Добавить в цитаты Настройки чтения

Страница 54 из 195

— Вы видели аббата де Сен-Совёра? — спрашивает он часового.

— Нет, — отвечает тот.

— Это невероятно, — говорит Латюд. — Вот уже целых два часа наш священник ждет его в саду. Я повсюду бегаю, отыскивая его, и никак не могу найти. Но, черт возьми, он мне заплатит за мою беготню!

И с этими словами он продолжает идти дальше, тогда как часовому даже не приходит в голову остановить его.

В конце сводчатого прохода, находящегося под часовой башней, он натыкается на второго часового.

— Давно ли аббат де Сен-Совёр вышел отсюда? — спрашивает его Латюд.

— Право слово, не знаю, — отвечает часовой.

И Латюд продолжает свой путь.

Тот же вопрос он задает третьему часовому, стоящему по ту сторону подъемного моста, и получает тот же ответ.

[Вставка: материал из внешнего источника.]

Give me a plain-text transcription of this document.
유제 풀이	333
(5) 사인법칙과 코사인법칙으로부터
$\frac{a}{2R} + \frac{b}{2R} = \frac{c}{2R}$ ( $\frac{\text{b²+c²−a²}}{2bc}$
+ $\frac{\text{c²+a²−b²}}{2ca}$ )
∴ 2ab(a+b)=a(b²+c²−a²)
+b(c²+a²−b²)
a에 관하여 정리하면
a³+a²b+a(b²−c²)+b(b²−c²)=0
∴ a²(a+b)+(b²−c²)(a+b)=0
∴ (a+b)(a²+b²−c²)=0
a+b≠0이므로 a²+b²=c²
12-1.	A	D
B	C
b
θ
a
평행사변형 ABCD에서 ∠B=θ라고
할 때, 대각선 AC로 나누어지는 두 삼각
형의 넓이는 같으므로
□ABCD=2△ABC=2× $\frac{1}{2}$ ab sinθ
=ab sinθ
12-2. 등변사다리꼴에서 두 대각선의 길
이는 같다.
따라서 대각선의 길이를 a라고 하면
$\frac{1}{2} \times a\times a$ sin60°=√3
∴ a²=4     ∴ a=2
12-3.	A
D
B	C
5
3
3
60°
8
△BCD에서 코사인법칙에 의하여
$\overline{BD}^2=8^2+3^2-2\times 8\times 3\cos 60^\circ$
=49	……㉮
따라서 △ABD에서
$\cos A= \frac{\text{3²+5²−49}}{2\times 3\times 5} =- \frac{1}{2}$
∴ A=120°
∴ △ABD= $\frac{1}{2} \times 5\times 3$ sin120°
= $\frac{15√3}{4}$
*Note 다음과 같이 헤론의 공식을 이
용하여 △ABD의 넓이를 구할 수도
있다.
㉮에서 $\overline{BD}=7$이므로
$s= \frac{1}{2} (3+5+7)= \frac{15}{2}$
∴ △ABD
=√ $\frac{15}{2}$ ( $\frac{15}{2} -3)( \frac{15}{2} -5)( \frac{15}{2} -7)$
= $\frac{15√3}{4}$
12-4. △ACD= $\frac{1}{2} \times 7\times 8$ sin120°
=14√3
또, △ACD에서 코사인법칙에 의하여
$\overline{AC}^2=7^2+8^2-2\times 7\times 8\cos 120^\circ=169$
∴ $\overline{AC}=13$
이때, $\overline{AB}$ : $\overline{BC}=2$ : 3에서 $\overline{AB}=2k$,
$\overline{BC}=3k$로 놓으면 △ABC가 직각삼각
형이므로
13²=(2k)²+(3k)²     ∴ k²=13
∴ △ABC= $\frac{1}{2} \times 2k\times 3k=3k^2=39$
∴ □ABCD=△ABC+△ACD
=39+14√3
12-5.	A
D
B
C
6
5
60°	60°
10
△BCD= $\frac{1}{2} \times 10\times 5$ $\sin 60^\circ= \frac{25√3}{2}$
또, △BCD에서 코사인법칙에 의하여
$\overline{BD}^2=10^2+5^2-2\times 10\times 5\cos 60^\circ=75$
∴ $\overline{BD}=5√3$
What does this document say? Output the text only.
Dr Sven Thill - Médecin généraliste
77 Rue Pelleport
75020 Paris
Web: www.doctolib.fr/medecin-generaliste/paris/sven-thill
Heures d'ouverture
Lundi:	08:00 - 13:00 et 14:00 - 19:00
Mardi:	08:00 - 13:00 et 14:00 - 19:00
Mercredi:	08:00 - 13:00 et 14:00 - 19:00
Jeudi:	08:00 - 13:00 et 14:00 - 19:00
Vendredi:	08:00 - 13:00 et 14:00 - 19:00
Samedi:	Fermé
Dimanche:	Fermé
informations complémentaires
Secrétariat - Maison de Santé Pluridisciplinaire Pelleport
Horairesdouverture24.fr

— В любом случае, — произносит Латюд, — я его скоро найду.

И быстрым шагом, вприпрыжку, зовя аббата де Сен-Совёра, он подбегает к четвертому часовому, который, нисколько не подозревая в нем заключенного, не находит ничего удивительного в том, что кто-то разыскивает аббата де Сен-Совёра, и позволяет Латюду пройти, как это сделали трое других.

Вот так 25 июня 1750 года, после тринадцати месяцев заключения, четыре из которых прошли в Бастилии, а девять — в Венсене, узник бежал.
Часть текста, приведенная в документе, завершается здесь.